Unmanned Aircraft (UA) are commonly known as Drones and aircraft controlled via computer or remote control. As well as being manually flown from the ground, drones can follow a predetermined flight path with a particular purpose and target (autopilot) as it has an integrated GPS device as well as a photo/video camera, and other components connected to the control center. drones can fly from 100 to 3000 meters above sea level.
Drone cameras can capture objects in high resolution and reference their location with high accuracy through geotagging. In recent years, UA are no longer only from commercial,and defense sectors, or amateur enthusiasts, but now drones are being put to another very significant use: conservation, for example, through land use mapping and getting a real time bird’s eye view on deforestation and fire hotspots.

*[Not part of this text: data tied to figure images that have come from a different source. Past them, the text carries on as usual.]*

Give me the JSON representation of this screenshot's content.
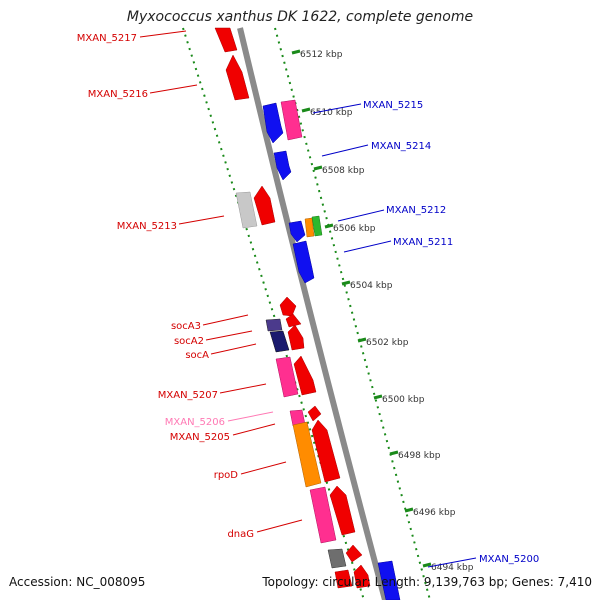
{
  "title": "Myxococcus xanthus DK 1622, complete genome",
  "footer": {
    "accession": "Accession: NC_008095",
    "topology": "Topology: circular; Length: 9,139,763 bp; Genes: 7,410"
  },
  "colors": {
    "backbone": "#8c8c8c",
    "grid_dots": "#1a8a1a",
    "label_red": "#d40000",
    "label_blue": "#0000c8",
    "label_pink": "#ff79b4"
  },
  "ticks": [
    "6512 kbp",
    "6510 kbp",
    "6508 kbp",
    "6506 kbp",
    "6504 kbp",
    "6502 kbp",
    "6500 kbp",
    "6498 kbp",
    "6496 kbp",
    "6494 kbp"
  ],
  "left_labels": [
    "MXAN_5217",
    "MXAN_5216",
    "MXAN_5213",
    "socA3",
    "socA2",
    "socA",
    "MXAN_5207",
    "MXAN_5206",
    "MXAN_5205",
    "rpoD",
    "dnaG"
  ],
  "right_labels": [
    "MXAN_5215",
    "MXAN_5214",
    "MXAN_5212",
    "MXAN_5211",
    "MXAN_5200"
  ]
}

Critical for conservation purposes, drones are able to provide real and accurate dataon forest cover conditions with high resolution to 3 cm. Drones can be used for species identification, measur the density of forest cover and surveying forest characteristics. A key advantage for mapping and ground checking, drones can reach remote locations with no land access extremely quickly which otherwise need a long time to coordinate. Photos and videos from drones provide strong evidence of wrong doings because they have embedded coordinates. Drones can also now be used for photographic and videographic business.
In remote sensing science, drones have become the easiest and the cheapest alternative. Satellite imagery can be obtained easily from sites like NASA and Google, Landsat and Google Earth. However NASA and Google Earth can only be accessed at certain times. With drones we can go and get images whenever we want to.